Energieeffizienz: 5 Tipps für KMU

  • Viele KMU unterschätzen das Einsparpotenzial beim Thema Energieverbrauch. Die richtige Herangehensweise kann bares Geld wert sein. „Sparen ist eine gute Einnahme“, meinte schon Cicero zu alten Römerzeiten. Umgelegt auf die Gegenwart gilt diese Aussage auch für das Thema Energie. In der Steigerung der Energieeffizienz liegt für jedes Unternehmen nicht nur bares Geld, es kann so auch einen wichtigen Beitrag zum Klima- und Umweltschutz leisten. KMU sehen Energiesparen jedoch selten als Priorität. Dabei lässt sich ein beträchtliches Einsparpotenzial manchmal bereits durch einfach umzusetzende und kostengünstige Maßnahmen erzielen.

Richtig messen

  • Umfassendes Energiemanagement im Unternehmen ist ein komplexes Thema und muss freilich auch wirtschaftlich durchdacht werden.
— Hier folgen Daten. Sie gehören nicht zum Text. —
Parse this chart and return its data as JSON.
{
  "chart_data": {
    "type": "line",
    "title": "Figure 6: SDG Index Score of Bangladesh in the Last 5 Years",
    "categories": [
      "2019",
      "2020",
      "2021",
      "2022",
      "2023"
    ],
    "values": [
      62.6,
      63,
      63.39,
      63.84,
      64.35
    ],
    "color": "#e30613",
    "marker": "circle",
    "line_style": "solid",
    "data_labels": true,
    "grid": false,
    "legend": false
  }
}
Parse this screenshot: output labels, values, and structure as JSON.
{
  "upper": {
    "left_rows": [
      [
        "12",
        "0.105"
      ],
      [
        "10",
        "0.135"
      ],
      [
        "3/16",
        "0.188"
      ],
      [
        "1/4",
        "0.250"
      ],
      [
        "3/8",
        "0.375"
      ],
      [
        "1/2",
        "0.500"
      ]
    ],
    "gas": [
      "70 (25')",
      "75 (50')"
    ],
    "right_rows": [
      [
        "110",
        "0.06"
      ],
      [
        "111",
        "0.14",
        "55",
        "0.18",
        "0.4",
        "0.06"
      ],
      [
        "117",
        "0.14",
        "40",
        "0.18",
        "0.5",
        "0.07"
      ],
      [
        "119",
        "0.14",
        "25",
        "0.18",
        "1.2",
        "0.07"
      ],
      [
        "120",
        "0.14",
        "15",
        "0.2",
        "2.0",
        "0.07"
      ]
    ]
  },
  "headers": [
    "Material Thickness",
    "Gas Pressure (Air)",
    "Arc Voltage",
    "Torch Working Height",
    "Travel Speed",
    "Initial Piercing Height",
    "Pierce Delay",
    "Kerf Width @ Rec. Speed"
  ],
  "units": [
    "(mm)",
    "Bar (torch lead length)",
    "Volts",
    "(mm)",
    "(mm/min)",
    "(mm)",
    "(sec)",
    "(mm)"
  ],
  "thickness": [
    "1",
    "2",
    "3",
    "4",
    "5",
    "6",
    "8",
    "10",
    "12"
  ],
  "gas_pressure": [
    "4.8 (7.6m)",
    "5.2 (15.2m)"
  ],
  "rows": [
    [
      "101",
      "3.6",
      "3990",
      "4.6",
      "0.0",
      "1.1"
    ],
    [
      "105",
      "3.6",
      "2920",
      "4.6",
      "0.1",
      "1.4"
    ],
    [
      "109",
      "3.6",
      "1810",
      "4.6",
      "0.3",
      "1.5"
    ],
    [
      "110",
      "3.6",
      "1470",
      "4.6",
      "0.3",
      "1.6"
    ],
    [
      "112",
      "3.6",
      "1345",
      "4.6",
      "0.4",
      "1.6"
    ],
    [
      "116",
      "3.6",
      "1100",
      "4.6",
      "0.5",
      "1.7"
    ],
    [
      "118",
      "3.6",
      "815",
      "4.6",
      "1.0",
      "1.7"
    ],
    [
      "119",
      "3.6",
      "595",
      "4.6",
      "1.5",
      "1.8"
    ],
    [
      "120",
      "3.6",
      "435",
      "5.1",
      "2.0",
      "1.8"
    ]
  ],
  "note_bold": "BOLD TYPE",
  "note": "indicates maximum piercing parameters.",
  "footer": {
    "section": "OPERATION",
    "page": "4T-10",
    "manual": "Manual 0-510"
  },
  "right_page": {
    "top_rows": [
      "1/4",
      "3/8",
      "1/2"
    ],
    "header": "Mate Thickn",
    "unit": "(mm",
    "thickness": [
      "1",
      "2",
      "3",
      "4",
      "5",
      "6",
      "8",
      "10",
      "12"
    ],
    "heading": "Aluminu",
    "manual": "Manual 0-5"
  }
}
Daher braucht Energiesparen eine solide Zahlenbasis. Erst das Messen des Ressourcenverbrauchs schafft eine aussagekräftige Ausgangslage. Dabei gilt: So einfach – und damit auch kostengünstig – wie möglich, so komplex wie nötig. Messungen sollten jedenfalls exakt, rasch durchführbar und nachvollziehbar sein. Die Messdaten sind die Grundlage für die Ermittlung der Hot Spots des Energieverbrauchs und somit für eine Input-Output-Analyse und erste Abschätzung des Einsparpotenzials.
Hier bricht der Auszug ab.